They look like massive bomb craters. So far seven of these gaping chasms have been discovered in Siberia, apparently caused by pockets of methane exploding out of the melting permafrost. Has the Arctic methane time bomb begun to detonate in a more literal way than anyone imagined.
The “methane time bomb” is the popular shorthand for the idea that the thawing of the Arctic could at any moment trigger the sudden release of massive amounts of the potent greenhouse gas methane, rapidly accelerating the warming of the planet. Some refer to it in more dramatic terms: the Arctic methane catastrophe. Even the methane apocalypse.
Some scientists have been issuing dire warnings about this. There is even an Arctic Methane Emergency Group. Others, though, think that while we are on course for catastrophic warming, the one thing we don’t need to worry about is the so-called methane time bomb. The possibility of an imminent release massive enough to accelerate warming can be ruled out, they say. So who is right?
Few scientists think there is any chance of limiting warming to 2 °C, even though many still publicly support this goal. Our carbon dioxide emissions are the main cause of the warming, but methane is a significant player.
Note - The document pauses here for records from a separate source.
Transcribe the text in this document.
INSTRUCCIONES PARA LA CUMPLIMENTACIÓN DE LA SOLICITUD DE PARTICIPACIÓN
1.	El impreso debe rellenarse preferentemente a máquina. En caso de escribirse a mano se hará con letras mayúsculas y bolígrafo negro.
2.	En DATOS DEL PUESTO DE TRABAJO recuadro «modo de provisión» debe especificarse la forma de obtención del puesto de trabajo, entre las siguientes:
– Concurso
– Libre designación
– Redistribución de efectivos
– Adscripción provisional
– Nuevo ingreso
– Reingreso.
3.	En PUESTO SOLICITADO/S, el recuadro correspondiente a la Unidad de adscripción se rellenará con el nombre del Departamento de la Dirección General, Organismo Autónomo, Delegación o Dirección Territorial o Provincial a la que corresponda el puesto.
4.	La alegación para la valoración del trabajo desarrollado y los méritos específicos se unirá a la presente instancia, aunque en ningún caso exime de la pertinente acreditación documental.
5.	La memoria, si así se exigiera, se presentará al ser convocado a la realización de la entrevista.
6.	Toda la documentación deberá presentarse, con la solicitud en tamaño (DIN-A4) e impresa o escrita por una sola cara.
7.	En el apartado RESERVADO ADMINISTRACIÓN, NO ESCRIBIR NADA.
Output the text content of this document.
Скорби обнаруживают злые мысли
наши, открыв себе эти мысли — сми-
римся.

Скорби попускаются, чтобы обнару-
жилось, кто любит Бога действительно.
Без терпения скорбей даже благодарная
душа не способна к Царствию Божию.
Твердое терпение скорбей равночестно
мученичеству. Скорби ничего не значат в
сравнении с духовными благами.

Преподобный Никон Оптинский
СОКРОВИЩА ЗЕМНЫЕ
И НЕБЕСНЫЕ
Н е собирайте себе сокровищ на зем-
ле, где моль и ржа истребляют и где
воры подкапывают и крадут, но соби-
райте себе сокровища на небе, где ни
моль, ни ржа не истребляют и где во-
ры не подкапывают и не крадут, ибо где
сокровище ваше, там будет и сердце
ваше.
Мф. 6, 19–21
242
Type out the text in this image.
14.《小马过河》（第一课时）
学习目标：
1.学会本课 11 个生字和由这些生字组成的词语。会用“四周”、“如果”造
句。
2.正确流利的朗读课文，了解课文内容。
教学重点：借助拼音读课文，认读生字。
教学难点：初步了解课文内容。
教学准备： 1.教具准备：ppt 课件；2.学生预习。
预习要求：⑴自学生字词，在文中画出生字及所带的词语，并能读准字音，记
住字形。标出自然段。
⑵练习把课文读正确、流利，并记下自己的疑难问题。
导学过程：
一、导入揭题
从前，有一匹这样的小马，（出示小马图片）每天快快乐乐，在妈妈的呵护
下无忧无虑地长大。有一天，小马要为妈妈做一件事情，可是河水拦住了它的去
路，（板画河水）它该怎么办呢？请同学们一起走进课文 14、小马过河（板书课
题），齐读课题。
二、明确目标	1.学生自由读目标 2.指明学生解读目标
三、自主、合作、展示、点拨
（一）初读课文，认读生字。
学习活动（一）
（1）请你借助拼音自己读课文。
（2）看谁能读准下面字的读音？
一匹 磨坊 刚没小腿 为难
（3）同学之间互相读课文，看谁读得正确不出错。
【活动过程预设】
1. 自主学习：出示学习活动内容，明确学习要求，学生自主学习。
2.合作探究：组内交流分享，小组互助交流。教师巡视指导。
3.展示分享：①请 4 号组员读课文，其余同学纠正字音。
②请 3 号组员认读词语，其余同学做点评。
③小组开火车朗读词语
Methane is a highly potent greenhouse gas – causing 86 times as much warming per molecule as CO2 over a 20-year period. Fortunately, there’s very little of it in the atmosphere. Before humans arrived on the scene there was less than 1000 parts per billion. Levels started rising very slowly around 5000 years ago, possibly to due to rice farming. They’ve gone up more since the industrial age began: the fossil fuel industry is by far the single biggest source, followed by farting farm animals, leaking landfills and so on. Only a tiny percentage comes from melting Arctic permafrost.